Werkplek/ruimte toevoegen
- Navigeer naar ‘Assets’ in het menu.
- Klik op ‘+ Toevoegen’ om een nieuwe werkplek/ruimte aan te maken.
Lees hieronder wat de verschillende velden precies inhouden en vul vervolgens de gegevens in. De velden met een sterretje zijn verplicht.
- Locatie*: selecteer de locatie waar de desk/ruimte geplaatst moet worden.
- Workspace*: selecteer de verdieping (die je eerder hebt aangemaakt) waar de asset op moet komen te staan.
- Tag code*: de tag code is een combinatie van de afkorting van de locatienaam en werkpleknummer. Let op: de tag code mag geen punten bevatten. Voorbeeld: AM001. AM komt van locatienaam Amsterdam en 0.01 is het werkpleknummer.
- Naam*: geef je werkplek/ruimte een naam en nummer. Voorbeeld: Werkplek 0.01
- Beschrijving: geef je asset (wanneer gewenst) een beschrijving.
- Labels: om op nog een extra niveau te kunnen filteren in de data, kun je een label toevoegen aan je asset. Wanneer deze asset bijvoorbeeld valt binnen de afdeling Marketing, kun je hem het label Marketing geven.
- Let op tekst: voeg een ‘Let op tekst’ toe aan je asset en geef de gebruiker extra informatie bij het maken van een reservering.
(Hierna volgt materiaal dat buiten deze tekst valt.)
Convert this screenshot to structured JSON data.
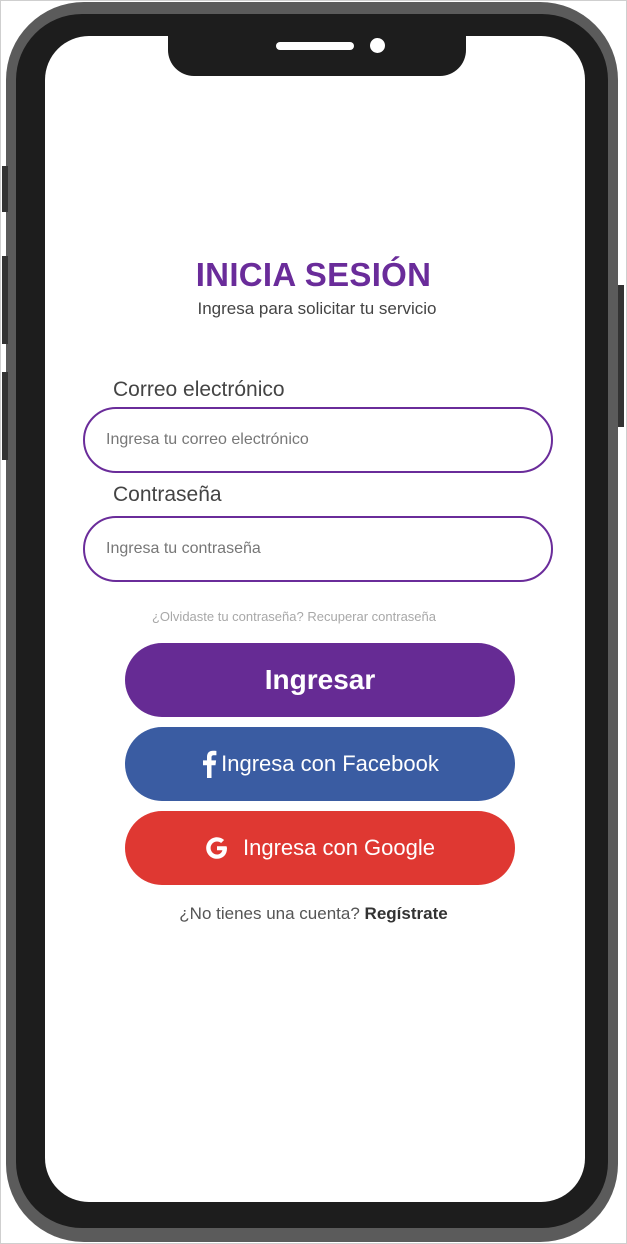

Deze tekst wordt ook weergegeven in de bevestigingsemail. Voorbeeld: Zorg dat je na afloop van gebruik werkplek de werkplek netjes en schoon achterlaat.
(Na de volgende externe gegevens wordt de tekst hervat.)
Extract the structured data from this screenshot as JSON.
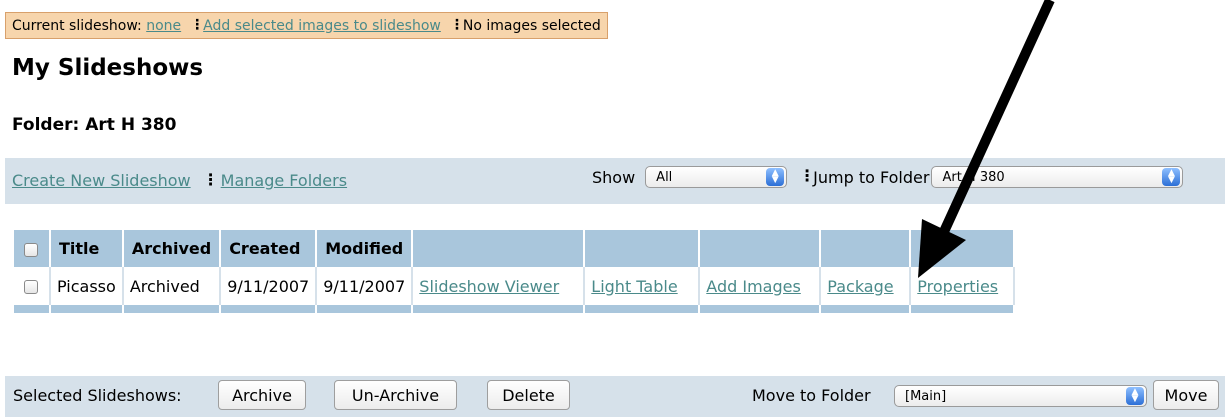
{
  "status_bar": {
    "current_label": "Current slideshow:",
    "current_value": "none",
    "add_link": "Add selected images to slideshow",
    "selection_status": "No images selected"
  },
  "page_title": "My Slideshows",
  "folder_heading": "Folder: Art H 380",
  "toolbar": {
    "create_link": "Create New Slideshow",
    "manage_link": "Manage Folders",
    "show_label": "Show",
    "show_value": "All",
    "jump_label": "Jump to Folder",
    "jump_value": "Art H 380"
  },
  "table": {
    "headers": [
      "Title",
      "Archived",
      "Created",
      "Modified"
    ],
    "rows": [
      {
        "title": "Picasso",
        "archived": "Archived",
        "created": "9/11/2007",
        "modified": "9/11/2007",
        "actions": [
          "Slideshow Viewer",
          "Light Table",
          "Add Images",
          "Package",
          "Properties"
        ]
      }
    ]
  },
  "bottom_bar": {
    "selected_label": "Selected Slideshows:",
    "archive_button": "Archive",
    "unarchive_button": "Un-Archive",
    "delete_button": "Delete",
    "move_label": "Move to Folder",
    "move_value": "[Main]",
    "move_button": "Move"
  },
  "colors": {
    "status_bg": "#f7d5ac",
    "toolbar_bg": "#d6e1ea",
    "header_bg": "#a9c6dc",
    "link": "#4a8a8a"
  },
  "icons": {
    "separator": "vertical-dots-icon",
    "select_arrow": "updown-arrow-icon",
    "annotation": "pointer-arrow"
  }
}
- External uid*: het external uid nummer is een combinatie van de tag code en Company code. Voorbeeld: WIL is de Company code van organisatie Wilderman, AM001 is de tag code.
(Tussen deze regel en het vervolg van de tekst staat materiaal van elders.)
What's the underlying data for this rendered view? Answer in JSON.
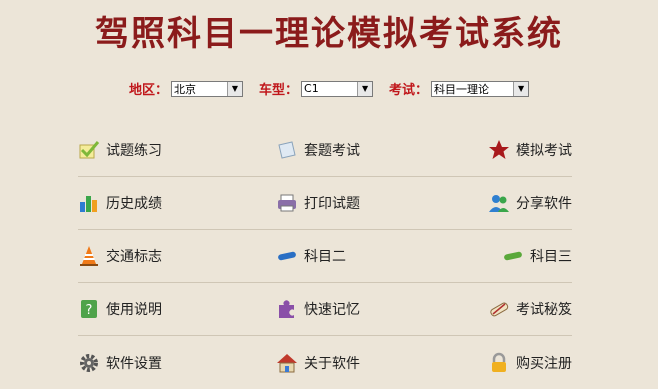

- Categorie*: selecteer onder welke categorie de asset valt. Voorbeeld: Werkplek of Vergaderruimte. Dit hangt af van de categorieen die je hebt aangezet in het tabje onder ‘Instellingen’.
- Plaatsen*: geef aan hoeveel zitplaasen er zijn binnen de werkplek/ruimte.
- Capaciteit: dit is hetzelfde als het aantal zitplaatsen.
- Prijs: koppel (wanneer gewenst) een prijs aan de asset.
- Seats tonen: deze optie staat standaard aan. Kies of het aantal plaatsen moet worden weergegeven in de app.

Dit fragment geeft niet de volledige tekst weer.